Fig. 8. Model of interaction mechanisms between K_2P2.1 and the actin cytoskeleton.

a K_2P2.1 (blue) is present as a homodimer in the plasma membrane. No interaction of the C-terminal domain of K_2P2.1 with the membrane in the closed state of the channel. Dephosphorylated E306 and S333 ensure membrane targeting of K_2P2.1 and provide potential interaction sites with the actin cytoskeleton (black lines). Additionally, binding to actin takes place by a hydrophobic region (red). b Gated state of K_2P2.1 is induced by binding of positively charged amino acids (+) in the C-terminal domain to PI(4,5)P₂. K_2P2.1 is thereby sensitive to stretch-activation. Actin turnover in close vicinity to this membrane patch is regulated in space and time by anchoring K_2P2.1 to PI(4,5)P₂. This binding prevents the interaction of PI(4,5)P₂ and Cfl1 which in turn leads to a dampened Arp2/3(green) and Cfl1 (yellow) activity.
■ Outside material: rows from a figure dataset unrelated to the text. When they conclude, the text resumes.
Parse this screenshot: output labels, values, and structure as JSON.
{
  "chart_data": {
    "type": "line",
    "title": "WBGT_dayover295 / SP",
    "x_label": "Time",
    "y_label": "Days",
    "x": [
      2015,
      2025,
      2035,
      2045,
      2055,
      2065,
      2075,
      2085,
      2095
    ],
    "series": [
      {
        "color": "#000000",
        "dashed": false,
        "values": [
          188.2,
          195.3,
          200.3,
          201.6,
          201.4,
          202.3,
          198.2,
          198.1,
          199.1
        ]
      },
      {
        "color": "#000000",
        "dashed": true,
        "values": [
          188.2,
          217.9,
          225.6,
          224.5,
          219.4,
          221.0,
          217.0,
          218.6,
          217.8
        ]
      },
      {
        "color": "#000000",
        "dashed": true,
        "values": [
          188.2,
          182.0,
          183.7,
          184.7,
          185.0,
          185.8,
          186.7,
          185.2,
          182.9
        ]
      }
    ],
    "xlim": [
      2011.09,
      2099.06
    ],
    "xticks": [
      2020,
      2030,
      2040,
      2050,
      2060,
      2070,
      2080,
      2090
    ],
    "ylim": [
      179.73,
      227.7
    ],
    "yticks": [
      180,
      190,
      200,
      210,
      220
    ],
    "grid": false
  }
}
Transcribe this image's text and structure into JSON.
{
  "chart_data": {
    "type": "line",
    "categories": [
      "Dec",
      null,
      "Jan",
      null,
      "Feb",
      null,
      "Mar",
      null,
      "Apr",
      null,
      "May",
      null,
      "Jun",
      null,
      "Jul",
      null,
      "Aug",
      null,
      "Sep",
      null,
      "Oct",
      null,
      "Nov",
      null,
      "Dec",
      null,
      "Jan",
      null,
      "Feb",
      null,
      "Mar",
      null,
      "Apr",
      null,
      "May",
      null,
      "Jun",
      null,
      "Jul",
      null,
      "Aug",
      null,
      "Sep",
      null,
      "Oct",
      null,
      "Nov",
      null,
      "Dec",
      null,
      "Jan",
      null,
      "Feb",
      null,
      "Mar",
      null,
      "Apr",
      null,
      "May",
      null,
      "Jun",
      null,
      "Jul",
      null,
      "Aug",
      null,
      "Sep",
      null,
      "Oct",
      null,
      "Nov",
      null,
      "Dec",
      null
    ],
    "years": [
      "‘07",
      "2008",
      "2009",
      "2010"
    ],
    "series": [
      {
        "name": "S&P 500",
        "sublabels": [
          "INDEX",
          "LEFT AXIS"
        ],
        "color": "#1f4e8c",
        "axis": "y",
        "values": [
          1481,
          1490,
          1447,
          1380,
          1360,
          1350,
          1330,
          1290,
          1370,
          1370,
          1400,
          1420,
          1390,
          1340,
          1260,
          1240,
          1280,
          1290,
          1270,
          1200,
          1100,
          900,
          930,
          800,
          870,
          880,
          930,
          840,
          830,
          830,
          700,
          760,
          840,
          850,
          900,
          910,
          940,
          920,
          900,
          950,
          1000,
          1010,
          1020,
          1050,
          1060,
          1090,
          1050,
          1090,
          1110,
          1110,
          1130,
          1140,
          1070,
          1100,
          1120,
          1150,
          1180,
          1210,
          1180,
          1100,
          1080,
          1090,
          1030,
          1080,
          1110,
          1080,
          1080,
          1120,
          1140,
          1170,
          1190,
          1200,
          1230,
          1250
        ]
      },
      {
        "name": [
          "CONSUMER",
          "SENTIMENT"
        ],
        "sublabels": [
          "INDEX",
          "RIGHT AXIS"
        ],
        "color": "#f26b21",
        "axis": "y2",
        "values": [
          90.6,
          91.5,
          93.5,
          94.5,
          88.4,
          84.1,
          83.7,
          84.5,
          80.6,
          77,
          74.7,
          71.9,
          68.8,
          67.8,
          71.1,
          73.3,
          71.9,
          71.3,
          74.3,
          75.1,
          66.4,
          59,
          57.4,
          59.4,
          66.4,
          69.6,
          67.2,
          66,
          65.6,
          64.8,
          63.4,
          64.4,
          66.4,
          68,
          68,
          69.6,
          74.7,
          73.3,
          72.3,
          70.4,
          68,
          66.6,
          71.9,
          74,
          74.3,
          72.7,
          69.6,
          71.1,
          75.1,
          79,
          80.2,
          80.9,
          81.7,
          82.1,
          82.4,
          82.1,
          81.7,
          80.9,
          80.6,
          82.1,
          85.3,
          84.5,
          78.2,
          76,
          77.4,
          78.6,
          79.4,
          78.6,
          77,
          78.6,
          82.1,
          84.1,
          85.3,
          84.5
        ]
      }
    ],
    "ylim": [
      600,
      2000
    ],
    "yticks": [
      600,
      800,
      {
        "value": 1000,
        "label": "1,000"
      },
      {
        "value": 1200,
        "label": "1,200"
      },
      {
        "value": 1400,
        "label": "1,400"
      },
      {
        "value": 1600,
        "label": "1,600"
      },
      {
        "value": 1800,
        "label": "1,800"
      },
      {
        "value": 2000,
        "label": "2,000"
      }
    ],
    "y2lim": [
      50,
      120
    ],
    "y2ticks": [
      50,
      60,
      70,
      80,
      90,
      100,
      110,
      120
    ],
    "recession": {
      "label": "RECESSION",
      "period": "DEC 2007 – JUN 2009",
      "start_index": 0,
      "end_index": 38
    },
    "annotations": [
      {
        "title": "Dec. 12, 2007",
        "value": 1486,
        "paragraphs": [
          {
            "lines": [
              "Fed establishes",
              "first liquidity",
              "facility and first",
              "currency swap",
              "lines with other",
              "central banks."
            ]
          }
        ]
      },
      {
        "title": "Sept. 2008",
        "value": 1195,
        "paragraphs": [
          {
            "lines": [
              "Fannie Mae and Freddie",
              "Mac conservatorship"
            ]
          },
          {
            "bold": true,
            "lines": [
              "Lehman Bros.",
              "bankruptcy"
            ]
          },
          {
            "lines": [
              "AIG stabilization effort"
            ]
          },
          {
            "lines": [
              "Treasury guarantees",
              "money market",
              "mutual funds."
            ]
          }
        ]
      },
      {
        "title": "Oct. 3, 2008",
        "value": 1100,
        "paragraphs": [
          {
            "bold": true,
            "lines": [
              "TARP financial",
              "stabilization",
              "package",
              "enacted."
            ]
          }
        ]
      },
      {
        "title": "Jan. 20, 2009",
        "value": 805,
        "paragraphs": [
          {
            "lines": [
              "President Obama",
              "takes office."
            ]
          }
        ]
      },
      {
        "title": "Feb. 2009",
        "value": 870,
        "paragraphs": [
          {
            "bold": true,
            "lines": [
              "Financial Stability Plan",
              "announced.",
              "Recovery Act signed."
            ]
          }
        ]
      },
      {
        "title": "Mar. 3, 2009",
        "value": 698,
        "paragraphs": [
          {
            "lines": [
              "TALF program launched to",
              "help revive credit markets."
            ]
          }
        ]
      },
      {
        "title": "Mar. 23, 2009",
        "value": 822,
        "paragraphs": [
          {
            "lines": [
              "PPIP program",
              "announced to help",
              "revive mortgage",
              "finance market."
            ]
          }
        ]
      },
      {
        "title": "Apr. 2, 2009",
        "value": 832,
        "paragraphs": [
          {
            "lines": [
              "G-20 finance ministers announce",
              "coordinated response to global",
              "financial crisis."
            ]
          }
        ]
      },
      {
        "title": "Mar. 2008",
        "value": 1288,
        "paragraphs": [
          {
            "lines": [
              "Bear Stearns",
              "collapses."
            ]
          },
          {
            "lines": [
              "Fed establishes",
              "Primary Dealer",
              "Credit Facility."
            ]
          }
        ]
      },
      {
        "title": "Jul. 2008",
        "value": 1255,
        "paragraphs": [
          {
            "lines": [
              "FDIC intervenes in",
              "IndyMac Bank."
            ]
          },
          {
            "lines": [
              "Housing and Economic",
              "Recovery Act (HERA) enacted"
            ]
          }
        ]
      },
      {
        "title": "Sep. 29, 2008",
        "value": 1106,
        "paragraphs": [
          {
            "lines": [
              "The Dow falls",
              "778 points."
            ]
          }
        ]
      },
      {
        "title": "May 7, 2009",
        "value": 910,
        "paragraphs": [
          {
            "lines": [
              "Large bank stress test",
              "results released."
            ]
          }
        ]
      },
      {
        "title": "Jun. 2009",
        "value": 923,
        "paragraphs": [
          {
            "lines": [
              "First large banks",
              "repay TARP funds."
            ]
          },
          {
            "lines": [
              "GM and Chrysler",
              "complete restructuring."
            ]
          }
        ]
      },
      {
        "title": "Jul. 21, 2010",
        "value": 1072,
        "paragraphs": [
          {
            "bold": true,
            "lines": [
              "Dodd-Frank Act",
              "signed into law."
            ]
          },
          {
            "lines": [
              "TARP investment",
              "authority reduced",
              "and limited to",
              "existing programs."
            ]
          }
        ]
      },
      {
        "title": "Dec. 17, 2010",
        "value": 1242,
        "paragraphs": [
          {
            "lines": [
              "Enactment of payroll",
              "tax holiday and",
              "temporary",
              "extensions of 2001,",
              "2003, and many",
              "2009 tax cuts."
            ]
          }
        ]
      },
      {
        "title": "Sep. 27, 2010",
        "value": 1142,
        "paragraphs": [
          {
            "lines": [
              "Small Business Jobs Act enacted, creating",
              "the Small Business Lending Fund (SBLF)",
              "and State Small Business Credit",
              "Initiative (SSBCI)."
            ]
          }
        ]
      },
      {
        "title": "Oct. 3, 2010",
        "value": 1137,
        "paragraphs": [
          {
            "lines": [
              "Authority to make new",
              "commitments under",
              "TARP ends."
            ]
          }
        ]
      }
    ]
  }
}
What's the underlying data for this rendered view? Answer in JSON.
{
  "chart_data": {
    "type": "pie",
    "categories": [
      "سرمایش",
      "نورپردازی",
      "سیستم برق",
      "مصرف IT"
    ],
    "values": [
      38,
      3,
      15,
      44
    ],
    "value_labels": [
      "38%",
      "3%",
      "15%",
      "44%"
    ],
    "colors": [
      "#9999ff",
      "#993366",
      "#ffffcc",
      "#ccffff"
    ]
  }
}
Upon mechanical, stretch-induced, activation of K_2P2.1, actin depolymerization is activated. The actin cytoskeleton stays in a tightly regulated and controlled state. c Downregulation of K_2P2.1 after internalization or knock-out results in an altered regulation of actin turnover causing membrane protrusion induction at the cell periphery and formation of actin stress fibers inside the cell body. This effect is mediated by the disrupted interaction of K_2P2.1 with PI(4,5)P₂ (orange) and thereby the possible binding of Cfl1. Arp2/3 induces protrusion formation and exclusion of Cfl1 and Arp2/3 in the cell body stabilize actin stress fibers. K_2P2.1 can be found in close association to actin stress fibers. d Overview of K_2P2.1-mediated processes in MBMECs as described in (a−c) and the impact on ICAM1 expression, distribution and T cell (purple) adhesion and transmigration at the blood-brain barrier.